Nusantara News Probolinggo - Polres Probolinggo Kota resmi menggelar Operasi Keselamatan Semeru 2026 yang diawali dengan Apel Gelar Pasukan di Lapangan Apel Mapolres Probolinggo Kota, Senin (2/2/2026). Operasi ini akan berlangsung selama 14 hari, terhitung mulai 2 hingga 15 Februari 2026, sebagai langkah strategis untuk meningkatkan keamanan, keselamatan, ketertiban, dan kelancaran lalu lintas.


Apel gelar pasukan dipimpin Wakapolres Probolinggo Kota Kompol Didid Wahyu Agustyawan, S.H., mewakili Kapolres Probolinggo Kota AKBP Rico Yumasri, S.H., S.I.K. Kegiatan tersebut melibatkan personel gabungan dari Polri, TNI, serta sejumlah instansi terkait, sebagai wujud sinergitas lintas sektor dalam mendukung pelaksanaan operasi.

Dalam amanat Kapolda Jawa Timur yang dibacakan saat apel, disampaikan bahwa permasalahan lalu lintas masih menjadi isu serius yang memerlukan perhatian bersama.
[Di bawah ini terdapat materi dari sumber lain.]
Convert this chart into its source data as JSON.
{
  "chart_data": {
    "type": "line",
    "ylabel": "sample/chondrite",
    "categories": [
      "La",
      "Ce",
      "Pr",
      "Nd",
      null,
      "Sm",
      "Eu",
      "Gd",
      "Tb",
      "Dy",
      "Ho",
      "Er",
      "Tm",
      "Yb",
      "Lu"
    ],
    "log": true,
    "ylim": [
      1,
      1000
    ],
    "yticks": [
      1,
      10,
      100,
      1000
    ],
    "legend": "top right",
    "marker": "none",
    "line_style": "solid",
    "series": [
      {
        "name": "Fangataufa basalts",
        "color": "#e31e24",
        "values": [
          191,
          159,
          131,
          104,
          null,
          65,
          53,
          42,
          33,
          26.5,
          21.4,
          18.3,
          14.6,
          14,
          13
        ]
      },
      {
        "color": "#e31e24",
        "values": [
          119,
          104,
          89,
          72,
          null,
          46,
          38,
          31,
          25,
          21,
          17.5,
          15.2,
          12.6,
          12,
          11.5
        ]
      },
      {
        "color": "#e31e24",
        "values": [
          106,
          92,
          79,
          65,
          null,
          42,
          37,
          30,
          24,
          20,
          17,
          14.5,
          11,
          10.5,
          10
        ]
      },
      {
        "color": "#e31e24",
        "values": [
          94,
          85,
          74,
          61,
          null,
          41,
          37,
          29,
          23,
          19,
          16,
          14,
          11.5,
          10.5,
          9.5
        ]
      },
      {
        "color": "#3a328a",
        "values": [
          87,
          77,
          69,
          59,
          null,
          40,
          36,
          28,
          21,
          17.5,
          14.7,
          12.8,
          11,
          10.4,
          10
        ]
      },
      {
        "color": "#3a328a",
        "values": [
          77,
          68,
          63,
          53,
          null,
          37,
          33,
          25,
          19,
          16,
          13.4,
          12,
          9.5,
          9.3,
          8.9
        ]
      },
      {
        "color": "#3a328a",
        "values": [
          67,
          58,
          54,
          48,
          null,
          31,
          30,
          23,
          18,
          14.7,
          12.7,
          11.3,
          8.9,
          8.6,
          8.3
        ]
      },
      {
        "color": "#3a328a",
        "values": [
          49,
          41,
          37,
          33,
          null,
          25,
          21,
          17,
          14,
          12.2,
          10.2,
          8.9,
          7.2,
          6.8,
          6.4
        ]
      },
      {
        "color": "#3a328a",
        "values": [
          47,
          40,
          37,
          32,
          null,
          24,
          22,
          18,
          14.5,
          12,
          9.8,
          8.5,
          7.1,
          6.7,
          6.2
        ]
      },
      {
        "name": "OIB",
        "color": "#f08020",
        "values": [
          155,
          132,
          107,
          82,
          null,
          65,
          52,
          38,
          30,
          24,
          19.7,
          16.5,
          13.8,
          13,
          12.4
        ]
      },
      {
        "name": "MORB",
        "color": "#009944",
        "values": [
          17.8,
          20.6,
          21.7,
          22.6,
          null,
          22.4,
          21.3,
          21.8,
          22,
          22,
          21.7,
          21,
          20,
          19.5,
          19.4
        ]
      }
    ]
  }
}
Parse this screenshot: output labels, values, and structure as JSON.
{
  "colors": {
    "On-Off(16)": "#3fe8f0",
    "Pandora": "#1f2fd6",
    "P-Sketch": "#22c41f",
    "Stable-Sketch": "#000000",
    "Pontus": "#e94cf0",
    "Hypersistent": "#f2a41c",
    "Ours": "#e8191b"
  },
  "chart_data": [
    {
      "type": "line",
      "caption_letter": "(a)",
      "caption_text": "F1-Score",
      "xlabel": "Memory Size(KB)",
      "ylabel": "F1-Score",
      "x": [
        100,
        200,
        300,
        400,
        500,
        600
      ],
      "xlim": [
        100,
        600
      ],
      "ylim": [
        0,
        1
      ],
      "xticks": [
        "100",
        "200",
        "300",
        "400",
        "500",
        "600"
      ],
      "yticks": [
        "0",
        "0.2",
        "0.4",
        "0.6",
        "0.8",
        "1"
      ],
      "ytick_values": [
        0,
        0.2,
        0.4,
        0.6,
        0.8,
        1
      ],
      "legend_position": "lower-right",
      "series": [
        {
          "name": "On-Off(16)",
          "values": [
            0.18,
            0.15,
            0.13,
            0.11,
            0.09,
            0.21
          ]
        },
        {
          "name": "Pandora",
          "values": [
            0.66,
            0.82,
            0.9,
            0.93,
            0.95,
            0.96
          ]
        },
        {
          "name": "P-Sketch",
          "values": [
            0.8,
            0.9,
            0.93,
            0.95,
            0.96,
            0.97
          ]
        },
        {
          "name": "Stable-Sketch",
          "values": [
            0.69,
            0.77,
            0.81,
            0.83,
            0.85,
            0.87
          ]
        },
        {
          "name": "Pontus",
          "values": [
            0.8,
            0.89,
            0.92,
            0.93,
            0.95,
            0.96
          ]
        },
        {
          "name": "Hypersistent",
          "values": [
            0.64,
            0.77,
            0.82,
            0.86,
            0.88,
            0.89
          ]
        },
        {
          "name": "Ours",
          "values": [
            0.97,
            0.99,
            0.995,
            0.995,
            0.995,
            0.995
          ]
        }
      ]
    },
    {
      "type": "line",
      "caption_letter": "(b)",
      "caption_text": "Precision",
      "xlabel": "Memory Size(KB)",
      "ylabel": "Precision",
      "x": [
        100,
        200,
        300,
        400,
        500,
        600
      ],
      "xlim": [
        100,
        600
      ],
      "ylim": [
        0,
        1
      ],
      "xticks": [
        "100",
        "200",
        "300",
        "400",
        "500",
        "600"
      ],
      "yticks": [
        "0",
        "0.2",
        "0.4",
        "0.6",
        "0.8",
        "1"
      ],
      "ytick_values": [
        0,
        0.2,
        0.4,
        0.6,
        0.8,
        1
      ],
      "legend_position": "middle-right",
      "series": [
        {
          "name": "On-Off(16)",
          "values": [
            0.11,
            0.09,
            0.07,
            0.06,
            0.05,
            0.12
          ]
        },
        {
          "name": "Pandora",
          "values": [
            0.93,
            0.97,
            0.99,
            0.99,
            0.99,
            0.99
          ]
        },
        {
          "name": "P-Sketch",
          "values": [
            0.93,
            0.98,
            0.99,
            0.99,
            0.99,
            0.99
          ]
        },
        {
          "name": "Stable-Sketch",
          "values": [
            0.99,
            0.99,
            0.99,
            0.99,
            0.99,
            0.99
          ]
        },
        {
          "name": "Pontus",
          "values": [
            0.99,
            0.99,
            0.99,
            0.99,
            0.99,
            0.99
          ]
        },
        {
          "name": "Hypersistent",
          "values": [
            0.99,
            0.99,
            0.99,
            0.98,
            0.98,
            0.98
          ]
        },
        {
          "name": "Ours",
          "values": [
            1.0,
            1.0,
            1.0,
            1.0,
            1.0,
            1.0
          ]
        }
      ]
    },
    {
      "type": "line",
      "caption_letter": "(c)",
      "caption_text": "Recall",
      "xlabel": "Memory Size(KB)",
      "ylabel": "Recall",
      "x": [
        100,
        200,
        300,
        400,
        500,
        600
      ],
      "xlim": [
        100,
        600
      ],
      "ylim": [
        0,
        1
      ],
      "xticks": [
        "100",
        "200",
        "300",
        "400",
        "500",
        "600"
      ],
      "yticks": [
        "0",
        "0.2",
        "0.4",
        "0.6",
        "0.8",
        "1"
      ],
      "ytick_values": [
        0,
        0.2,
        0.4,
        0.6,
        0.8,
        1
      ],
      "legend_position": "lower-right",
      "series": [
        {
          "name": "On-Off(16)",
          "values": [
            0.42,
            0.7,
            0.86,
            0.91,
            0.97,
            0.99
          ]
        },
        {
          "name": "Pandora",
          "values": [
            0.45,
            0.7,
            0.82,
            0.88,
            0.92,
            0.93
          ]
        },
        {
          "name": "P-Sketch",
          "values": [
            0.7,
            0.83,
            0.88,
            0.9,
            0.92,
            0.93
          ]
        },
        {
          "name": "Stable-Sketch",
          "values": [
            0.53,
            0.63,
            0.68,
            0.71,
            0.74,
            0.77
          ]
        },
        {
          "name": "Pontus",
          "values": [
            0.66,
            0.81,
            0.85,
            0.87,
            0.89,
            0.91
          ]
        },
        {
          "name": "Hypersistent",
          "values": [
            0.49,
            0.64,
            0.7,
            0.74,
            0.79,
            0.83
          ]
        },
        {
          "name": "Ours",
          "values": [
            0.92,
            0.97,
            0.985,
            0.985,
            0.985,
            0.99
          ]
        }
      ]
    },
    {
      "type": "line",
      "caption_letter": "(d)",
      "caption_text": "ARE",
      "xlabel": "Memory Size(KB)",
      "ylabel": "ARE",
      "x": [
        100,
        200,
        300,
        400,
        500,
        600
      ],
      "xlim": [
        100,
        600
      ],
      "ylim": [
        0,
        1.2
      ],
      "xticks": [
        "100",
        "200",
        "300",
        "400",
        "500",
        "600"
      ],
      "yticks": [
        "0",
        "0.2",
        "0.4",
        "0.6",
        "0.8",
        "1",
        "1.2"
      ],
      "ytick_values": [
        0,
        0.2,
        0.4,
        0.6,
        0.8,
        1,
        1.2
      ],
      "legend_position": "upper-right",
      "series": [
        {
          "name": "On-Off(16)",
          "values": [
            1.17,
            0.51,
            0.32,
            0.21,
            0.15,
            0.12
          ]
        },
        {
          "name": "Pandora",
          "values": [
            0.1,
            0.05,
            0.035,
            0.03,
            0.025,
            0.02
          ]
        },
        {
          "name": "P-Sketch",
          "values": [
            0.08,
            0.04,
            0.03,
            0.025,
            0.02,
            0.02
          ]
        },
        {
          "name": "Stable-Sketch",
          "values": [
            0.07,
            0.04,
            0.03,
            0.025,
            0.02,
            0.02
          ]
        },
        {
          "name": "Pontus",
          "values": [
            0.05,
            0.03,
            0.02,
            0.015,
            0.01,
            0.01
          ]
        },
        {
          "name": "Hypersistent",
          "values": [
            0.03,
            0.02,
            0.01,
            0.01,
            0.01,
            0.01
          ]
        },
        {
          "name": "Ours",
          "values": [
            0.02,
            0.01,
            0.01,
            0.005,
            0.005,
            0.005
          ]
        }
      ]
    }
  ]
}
Berdasarkan hasil analisa dan evaluasi Operasi Keselamatan Semeru 2025, tercatat sebanyak 531 kasus kecelakaan lalu lintas, dengan korban meninggal dunia sebanyak 10 orang, luka berat 51 orang, dan luka ringan mencapai 803 orang.


Operasi Keselamatan Semeru 2026 mengusung tema “Terwujudnya Kamseltibcarlantas yang Aman, Nyaman, dan Selamat Menjelang Operasi Ketupat Semeru 2026”. Operasi ini menjadi bagian dari upaya cipta kondisi menjelang perayaan Idul Fitri 1447 Hijriah.

Wakapolres Probolinggo Kota Kompol Didid Wahyu Agustyawan menegaskan, pelaksanaan operasi mengedepankan pendekatan preemtif dan preventif, yang dipadukan dengan penegakan hukum secara humanis namun tetap tegas.


“Kami mengimbau masyarakat agar semakin disiplin dalam berlalu lintas. Operasi ini tidak semata-mata berorientasi pada penindakan, tetapi juga edukasi untuk menumbuhkan kesadaran dan kepatuhan demi keselamatan bersama,” ujarnya.


Ia menambahkan, sasaran prioritas operasi difokuskan pada pelanggaran yang berpotensi menimbulkan kecelakaan fatal. Di antaranya pengendara di bawah umur, tidak menggunakan helm berstandar SNI, melawan arus, menerobos lampu merah, menggunakan handphone saat berkendara, berkendara di bawah pengaruh alkohol, tidak menggunakan sabuk pengaman, pelanggaran over dimension over loading (ODOL), serta penggunaan knalpot yang tidak sesuai spesifikasi teknis.


Selain penindakan, Satlantas Polres Probolinggo Kota juga mengintensifkan kegiatan edukatif melalui patroli dialogis, pembagian brosur keselamatan berlalu lintas, serta penyebaran imbauan melalui media sosial guna menjangkau masyarakat secara lebih luas.


Sementara itu, instansi terkait turut dilibatkan untuk mendukung kelancaran operasi, khususnya dalam pengaturan dan pengawasan lalu lintas di sejumlah titik rawan pelanggaran.


Melalui Operasi Keselamatan Semeru 2026, Polres Probolinggo Kota berharap kesadaran dan budaya tertib berlalu lintas di tengah masyarakat semakin terbentuk, sekaligus mampu menekan angka pelanggaran dan kecelakaan lalu lintas di wilayah hukumnya.